The Rundown: Hit or error? That’s the question
Shortly after the ball hit the grass Friday night at Globe Life Park in Arlington, Texas, the questions began.
Texas starter Yu Darvish had a perfect game with two outs in the seventh inning when Boston’s David Ortiz lifted a fly ball into short right field. Out went rookie second baseman Rougned Odor. In came right fielder Alex Rios. Each had a chance to catch the ball. Neither did.
Attention turned immediately to scorekeeper Steve Weller. Hit or error?
The Dallas Morning News reported that Weller has been scoring games for 20 years in Arlington, and he ruled it an error on Rios. Weller cited rule 10.12 (a) (1) that allows scorers to charge an outfielder with an error if the outfielder, “making ordinary effort” would have caught the fly ball.
“That’s the key thing is I want to get the play right,” Weller told the Morning News. “I know what it looks like, I know it looks like, ‘There’s the hometown official scorer taking care of the hometown pitcher, giving him a no-hitter.’ But that’s not how I felt. If that play had happened in the first inning, I’d have called it the same way. It’s just that’s the way I saw the play, and that’s what I truly believe. That was the right call to make.”
While the game continued in Arlington (and Darvish eventually lost the no-hitter with two outs in the ninth), the conversation raged.
“Generally, pop-ups that fall untouched — which should be errors — are usually called hits,” tweeted ESPN’s Buster Olney. “Not this time. Needs to be consistent, either way.”
Deadspin produced video of the Orioles’ David Lough getting a hit on a pop-up that fell between the Royals’ James Shields and Mike Moustakas.

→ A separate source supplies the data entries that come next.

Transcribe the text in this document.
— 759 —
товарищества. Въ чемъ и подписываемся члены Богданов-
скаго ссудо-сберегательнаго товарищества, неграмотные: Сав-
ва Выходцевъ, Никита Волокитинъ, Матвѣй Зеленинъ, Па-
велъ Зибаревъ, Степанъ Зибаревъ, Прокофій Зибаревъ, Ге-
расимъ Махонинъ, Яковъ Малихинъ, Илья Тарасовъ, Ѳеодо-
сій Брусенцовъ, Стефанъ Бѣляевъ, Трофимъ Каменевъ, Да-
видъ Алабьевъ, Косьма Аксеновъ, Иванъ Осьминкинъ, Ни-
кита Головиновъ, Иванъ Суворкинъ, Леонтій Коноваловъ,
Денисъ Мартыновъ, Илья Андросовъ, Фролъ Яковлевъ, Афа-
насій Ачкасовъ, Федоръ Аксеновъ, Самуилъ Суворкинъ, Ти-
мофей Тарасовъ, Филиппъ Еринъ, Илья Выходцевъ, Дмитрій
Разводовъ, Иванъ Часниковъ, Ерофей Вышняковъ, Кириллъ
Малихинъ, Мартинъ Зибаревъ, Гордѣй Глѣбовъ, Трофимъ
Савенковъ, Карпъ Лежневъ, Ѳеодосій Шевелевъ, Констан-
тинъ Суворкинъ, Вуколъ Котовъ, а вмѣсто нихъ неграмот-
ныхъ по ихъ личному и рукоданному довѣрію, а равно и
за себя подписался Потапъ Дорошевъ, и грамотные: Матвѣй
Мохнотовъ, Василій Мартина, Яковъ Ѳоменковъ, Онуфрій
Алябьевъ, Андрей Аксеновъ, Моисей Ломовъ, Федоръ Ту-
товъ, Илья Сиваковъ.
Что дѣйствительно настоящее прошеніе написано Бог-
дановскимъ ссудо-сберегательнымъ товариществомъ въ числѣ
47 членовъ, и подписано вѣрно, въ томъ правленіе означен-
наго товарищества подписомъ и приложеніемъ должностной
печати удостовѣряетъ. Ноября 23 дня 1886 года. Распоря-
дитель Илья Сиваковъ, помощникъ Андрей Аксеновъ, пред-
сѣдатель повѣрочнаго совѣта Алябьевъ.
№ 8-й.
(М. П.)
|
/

Yahoo Sports baseball columnist Jeff Passan tweeted: “Anyone who believes that’s an error doesn’t watch baseball. It should be a team error ... but since those don’t exist, it’s called a hit.”
Two other Passan tweets:
“Everyone citing Rule 10.12: Of course it *should* apply. When balls drop between fielders and whom to charge it is in question, it doesn’t.
“There is a difference between should and is. It should be called an error because it’s a screw-up. It isn’t because team errors don’t exist.”
Others also lamented the lack of a team error in baseball. Perhaps it will become an official statistic one day. Major League Baseball has shown it can change, having expanded replay this season and updated the rules on home-plate collisions.
Naturally, others have a different idea.
Royals blogger and Grantland writer Rany Jazayerli tweeted: “Either get rid of errors completely or get rid of official scorers completely.”